How to better create stacked bar graphs with multiple variables from ggplot2?

Question

I often have to make stacked barplots to compare variables, and because I do all my stats in R, I prefer to do all my graphics in R with ggplot2. I would like to learn how to do two things:

First, I would like to be able to add proper percentage tick marks for each variable rather than tick marks by count. Counts would be confusing, which is why I take out the axis labels completely.

Second, there must be a simpler way to reorganize my data to make this happen.

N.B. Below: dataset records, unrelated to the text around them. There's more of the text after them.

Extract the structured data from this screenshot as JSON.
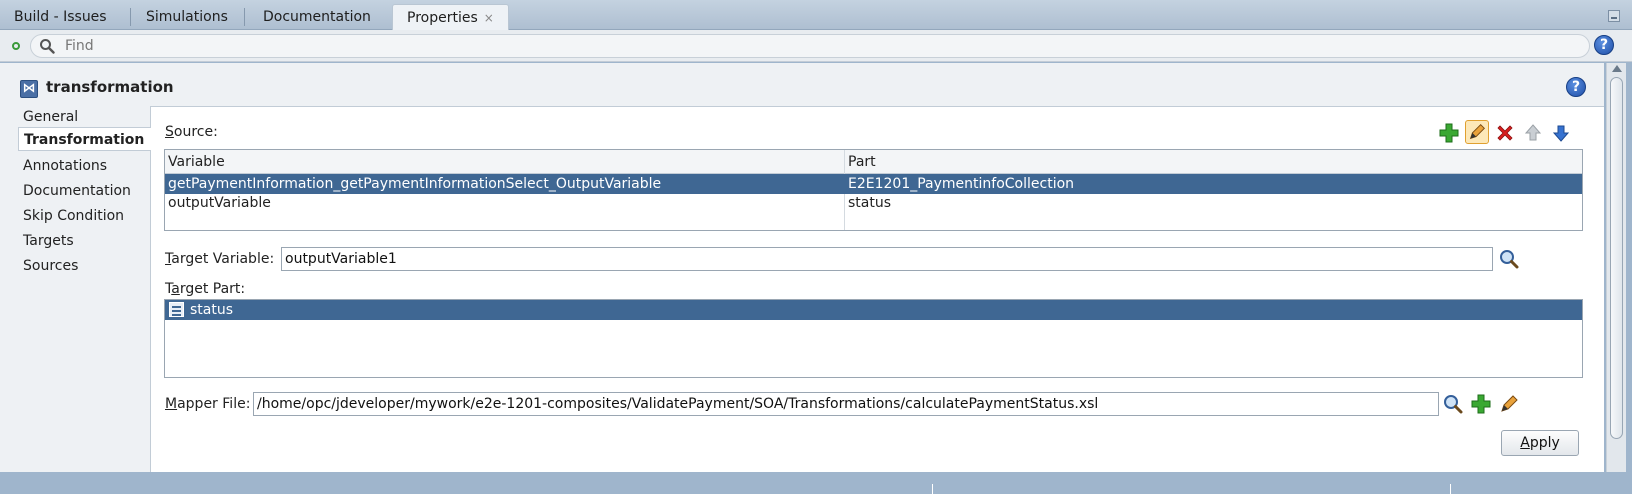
{
  "tabs": [
    {
      "label": "Build - Issues"
    },
    {
      "label": "Simulations"
    },
    {
      "label": "Documentation"
    },
    {
      "label": "Properties",
      "close": "×"
    }
  ],
  "find": {
    "placeholder": "Find"
  },
  "help_label": "?",
  "page": {
    "title": "transformation"
  },
  "nav": [
    {
      "label": "General"
    },
    {
      "label": "Transformation"
    },
    {
      "label": "Annotations"
    },
    {
      "label": "Documentation"
    },
    {
      "label": "Skip Condition"
    },
    {
      "label": "Targets"
    },
    {
      "label": "Sources"
    }
  ],
  "source": {
    "label_first": "S",
    "label_rest": "ource:",
    "columns": [
      "Variable",
      "Part"
    ],
    "rows": [
      {
        "variable": "getPaymentInformation_getPaymentInformationSelect_OutputVariable",
        "part": "E2E1201_PaymentinfoCollection"
      },
      {
        "variable": "outputVariable",
        "part": "status"
      }
    ]
  },
  "target_variable": {
    "label_first": "T",
    "label_rest": "arget Variable:",
    "value": "outputVariable1"
  },
  "target_part": {
    "label_first": "T",
    "label_u": "a",
    "label_rest": "rget Part:",
    "items": [
      "status"
    ]
  },
  "mapper_file": {
    "label_first": "M",
    "label_rest": "apper File:",
    "value": "/home/opc/jdeveloper/mywork/e2e-1201-composites/ValidatePayment/SOA/Transformations/calculatePaymentStatus.xsl"
  },
  "apply_first": "A",
  "apply_rest": "pply",
  "colors": {
    "selection": "#3f6793",
    "accent_green": "#3aa832",
    "delete_red": "#d92020",
    "arrow_blue": "#3672d0"
  }
}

It seems like the sort of thing I should be able to do natively in ggplot2 with plyR, but the documentation for plyR is not very clear (and I have read both the ggplot2 book and the online plyR documentation.

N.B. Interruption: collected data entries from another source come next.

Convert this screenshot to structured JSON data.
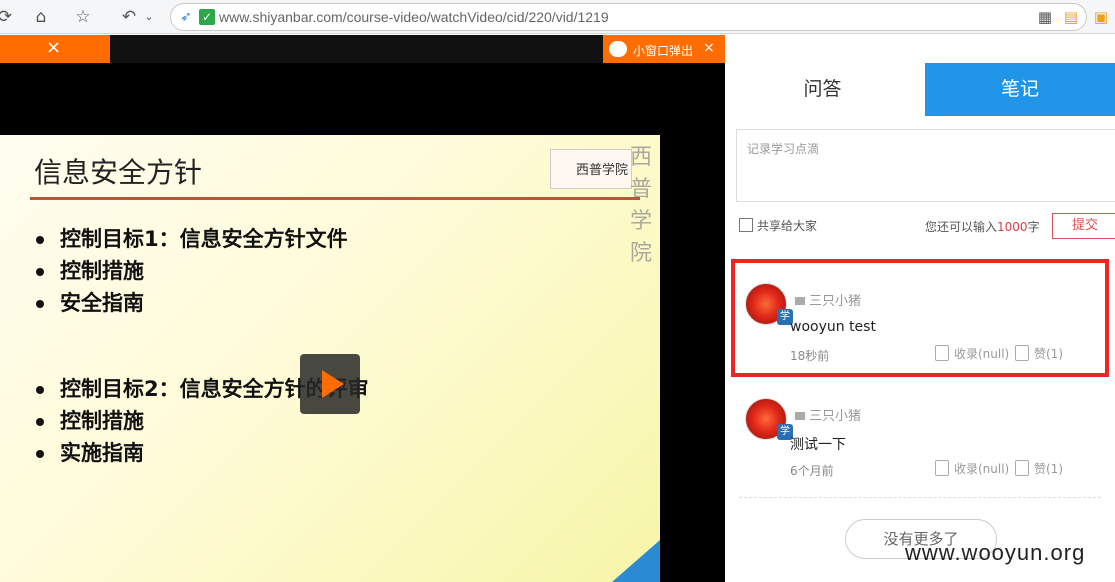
{
  "browser": {
    "url": "www.shiyanbar.com/course-video/watchVideo/cid/220/vid/1219"
  },
  "video": {
    "tab_close": "×",
    "popup_label": "小窗口弹出",
    "popup_close": "×",
    "slide": {
      "title": "信息安全方针",
      "logo_text": "西普学院",
      "brand": "西普学院",
      "bullets": [
        "控制目标1：信息安全方针文件",
        "控制措施",
        "安全指南",
        "控制目标2：信息安全方针的评审",
        "控制措施",
        "实施指南"
      ]
    }
  },
  "panel": {
    "tabs": [
      {
        "label": "问答",
        "active": false
      },
      {
        "label": "笔记",
        "active": true
      }
    ],
    "note_placeholder": "记录学习点滴",
    "share_label": "共享给大家",
    "count_prefix": "您还可以输入",
    "count_num": "1000",
    "count_suffix": "字",
    "submit_label": "提交",
    "notes": [
      {
        "user": "三只小猪",
        "badge": "学",
        "content": "wooyun test",
        "time": "18秒前",
        "fav": "收录(null)",
        "like": "赞(1)",
        "highlighted": true
      },
      {
        "user": "三只小猪",
        "badge": "学",
        "content": "测试一下",
        "time": "6个月前",
        "fav": "收录(null)",
        "like": "赞(1)",
        "highlighted": false
      }
    ],
    "more_label": "没有更多了"
  },
  "watermark": "www.wooyun.org",
  "colors": {
    "accent": "#2196e9",
    "orange": "#ff6d00",
    "highlight": "#f02424"
  }
}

My best graph looks like this, the code to create it follows:

example graph

The R code I use to get it is the following:

library(epicalc)  

### recode the variables to factors ###
recode(c(int_newcoun, int_newneigh, int_neweur, int_newusa, int_neweco, int_newit, int_newen, int_newsp, int_newhr, int_newlit, int_newent, int_newrel, int_newhth, int_bapo, int_wopo, int_eupo, int_educ), c(1,2,3,4,5,6,7,8,9, NA), 
c('Very Interested','Somewhat Interested','Not Very Interested','Not At All interested',NA,NA,NA,NA,NA,NA))

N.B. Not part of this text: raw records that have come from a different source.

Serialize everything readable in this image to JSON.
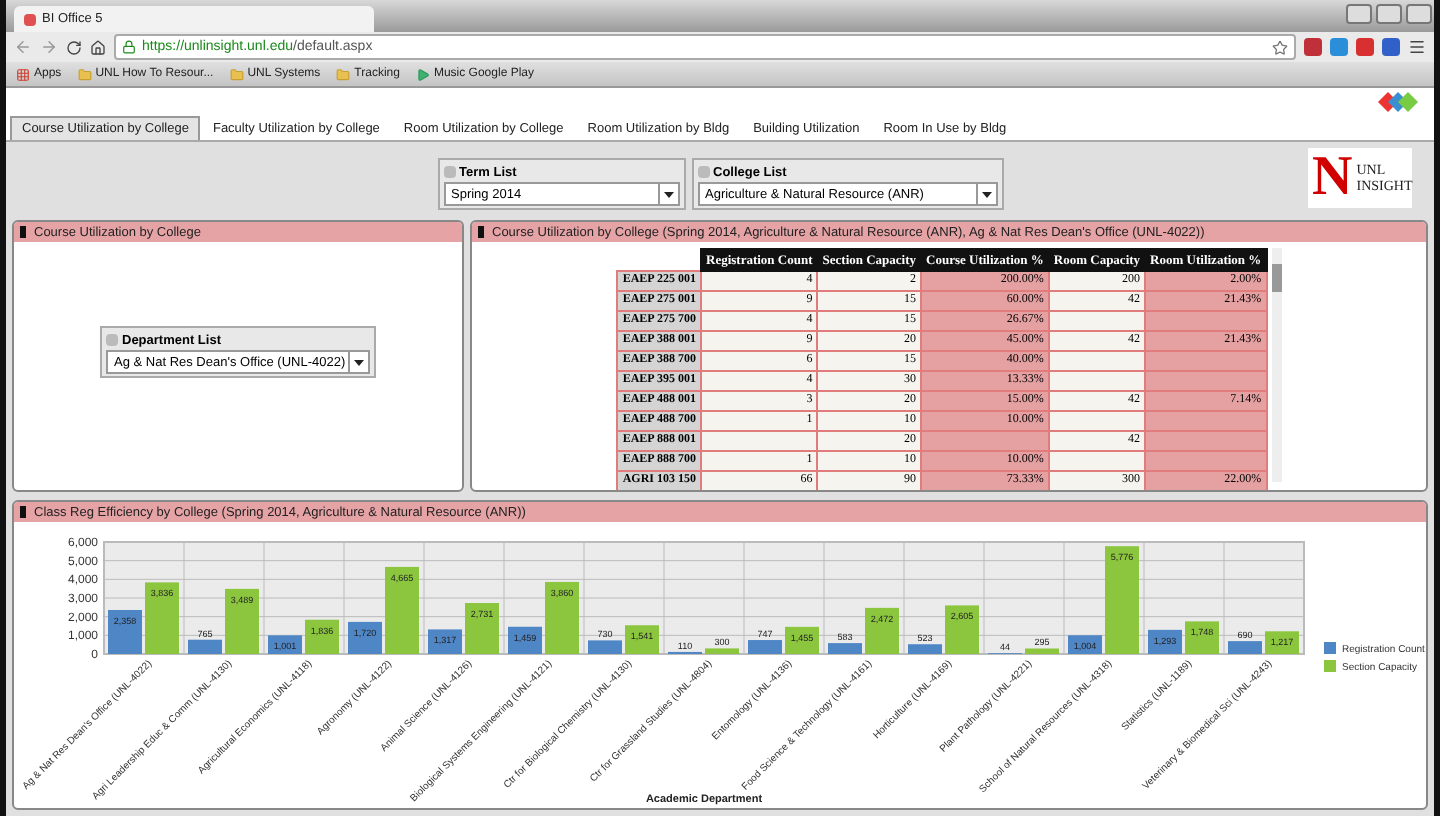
{
  "browser": {
    "tab_title": "BI Office 5",
    "url_host": "https://unlinsight.unl.edu",
    "url_path": "/default.aspx",
    "bookmarks": [
      {
        "label": "Apps",
        "kind": "apps"
      },
      {
        "label": "UNL How To Resour...",
        "kind": "folder"
      },
      {
        "label": "UNL Systems",
        "kind": "folder"
      },
      {
        "label": "Tracking",
        "kind": "folder"
      },
      {
        "label": "Music Google Play",
        "kind": "play"
      }
    ]
  },
  "tabs": [
    {
      "label": "Course Utilization by College",
      "selected": true
    },
    {
      "label": "Faculty Utilization by College",
      "selected": false
    },
    {
      "label": "Room Utilization by College",
      "selected": false
    },
    {
      "label": "Room Utilization by Bldg",
      "selected": false
    },
    {
      "label": "Building Utilization",
      "selected": false
    },
    {
      "label": "Room In Use by Bldg",
      "selected": false
    }
  ],
  "filters": [
    {
      "label": "Term List",
      "value": "Spring 2014"
    },
    {
      "label": "College List",
      "value": "Agriculture & Natural Resource (ANR)"
    }
  ],
  "logo": {
    "mark": "N",
    "line1": "UNL",
    "line2": "INSIGHT"
  },
  "left_panel": {
    "title": "Course Utilization by College",
    "filter": {
      "label": "Department List",
      "value": "Ag & Nat Res Dean's Office (UNL-4022)"
    }
  },
  "table_panel": {
    "title": "Course Utilization by College  (Spring 2014, Agriculture & Natural Resource (ANR), Ag & Nat Res Dean's Office (UNL-4022))",
    "columns": [
      "Registration Count",
      "Section Capacity",
      "Course Utilization %",
      "Room Capacity",
      "Room Utilization %"
    ],
    "rows": [
      {
        "course": "EAEP 225 001",
        "cells": [
          "4",
          "2",
          "200.00%",
          "200",
          "2.00%"
        ]
      },
      {
        "course": "EAEP 275 001",
        "cells": [
          "9",
          "15",
          "60.00%",
          "42",
          "21.43%"
        ]
      },
      {
        "course": "EAEP 275 700",
        "cells": [
          "4",
          "15",
          "26.67%",
          null,
          null
        ]
      },
      {
        "course": "EAEP 388 001",
        "cells": [
          "9",
          "20",
          "45.00%",
          "42",
          "21.43%"
        ]
      },
      {
        "course": "EAEP 388 700",
        "cells": [
          "6",
          "15",
          "40.00%",
          null,
          null
        ]
      },
      {
        "course": "EAEP 395 001",
        "cells": [
          "4",
          "30",
          "13.33%",
          null,
          null
        ]
      },
      {
        "course": "EAEP 488 001",
        "cells": [
          "3",
          "20",
          "15.00%",
          "42",
          "7.14%"
        ]
      },
      {
        "course": "EAEP 488 700",
        "cells": [
          "1",
          "10",
          "10.00%",
          null,
          null
        ]
      },
      {
        "course": "EAEP 888 001",
        "cells": [
          null,
          "20",
          null,
          "42",
          null
        ]
      },
      {
        "course": "EAEP 888 700",
        "cells": [
          "1",
          "10",
          "10.00%",
          null,
          null
        ]
      },
      {
        "course": "AGRI 103 150",
        "cells": [
          "66",
          "90",
          "73.33%",
          "300",
          "22.00%"
        ]
      }
    ]
  },
  "chart_panel": {
    "title": "Class Reg Efficiency by College  (Spring 2014, Agriculture & Natural Resource (ANR))",
    "chart_data": {
      "type": "bar",
      "xlabel": "Academic Department",
      "categories": [
        "Ag & Nat Res Dean's Office (UNL-4022)",
        "Agri Leadership Educ & Comm (UNL-4130)",
        "Agricultural Economics (UNL-4118)",
        "Agronomy (UNL-4122)",
        "Animal Science (UNL-4126)",
        "Biological Systems Engineering (UNL-4121)",
        "Ctr for Biological Chemistry (UNL-4130)",
        "Ctr for Grassland Studies (UNL-4804)",
        "Entomology (UNL-4136)",
        "Food Science & Technology (UNL-4161)",
        "Horticulture (UNL-4169)",
        "Plant Pathology (UNL-4221)",
        "School of Natural Resources (UNL-4318)",
        "Statistics (UNL-1189)",
        "Veterinary & Biomedical Sci (UNL-4243)"
      ],
      "series": [
        {
          "name": "Registration Count",
          "color": "#4f86c6",
          "values": [
            2358,
            765,
            1001,
            1720,
            1317,
            1459,
            730,
            110,
            747,
            583,
            523,
            44,
            1004,
            1293,
            690
          ]
        },
        {
          "name": "Section Capacity",
          "color": "#8cc63f",
          "values": [
            3836,
            3489,
            1836,
            4665,
            2731,
            3860,
            1541,
            300,
            1455,
            2472,
            2605,
            295,
            5776,
            1748,
            1217
          ]
        }
      ],
      "ylim": [
        0,
        6000
      ],
      "yticks": [
        {
          "value": 0,
          "label": "0"
        },
        {
          "value": 1000,
          "label": "1,000"
        },
        {
          "value": 2000,
          "label": "2,000"
        },
        {
          "value": 3000,
          "label": "3,000"
        },
        {
          "value": 4000,
          "label": "4,000"
        },
        {
          "value": 5000,
          "label": "5,000"
        },
        {
          "value": 6000,
          "label": "6,000"
        }
      ],
      "value_labels": [
        [
          "2,358",
          "765",
          "1,001",
          "1,720",
          "1,317",
          "1,459",
          "730",
          "110",
          "747",
          "583",
          "523",
          "44",
          "1,004",
          "1,293",
          "690"
        ],
        [
          "3,836",
          "3,489",
          "1,836",
          "4,665",
          "2,731",
          "3,860",
          "1,541",
          "300",
          "1,455",
          "2,472",
          "2,605",
          "295",
          "5,776",
          "1,748",
          "1,217"
        ]
      ],
      "grid": true,
      "legend": true
    }
  }
}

### Combine recoded variables to a common vector
Interest1<-c(int_newcoun, int_newneigh, int_neweur, int_newusa, int_neweco, int_newit, int_newen, int_newsp, int_newhr, int_newlit, int_newent, int_newrel, int_newhth, int_bapo, int_wopo, int_eupo, int_educ)


### Create a second vector to label the first vector by original variable ###  
a1<-rep("News about Bangladesh", length(int_newcoun))
a2<-rep("Neighboring Countries", length(int_newneigh))
[...]
a17<-rep("Education", length(int_educ))


Interest2<-c(a1, a2, a3, a4, a5, a6, a7, a8, a9, a10, a11, a12, a13, a14, a15, a16, a17)

### Create a Weighting vector of the proper length ###
Interest.weight<-rep(weight, 17)

### Make and save a new data frame from the three vectors ###
Interest.df<-cbind(Interest1, Interest2, Interest.weight)
Interest.df<-as.data.frame(Interest.df)

write.csv(Interest.df, 'C:\\Documents and Settings\\[name]\\Desktop\\Sweave\\InterestBangladesh.csv')

### Sort the factor levels to display properly ###

Interest.df$Interest1<-relevel(Interest$Interest1, ref='Not Very Interested')
Interest.df$Interest1<-relevel(Interest$Interest1, ref='Somewhat Interested')
Interest.df$Interest1<-relevel(Interest$Interest1, ref='Very Interested')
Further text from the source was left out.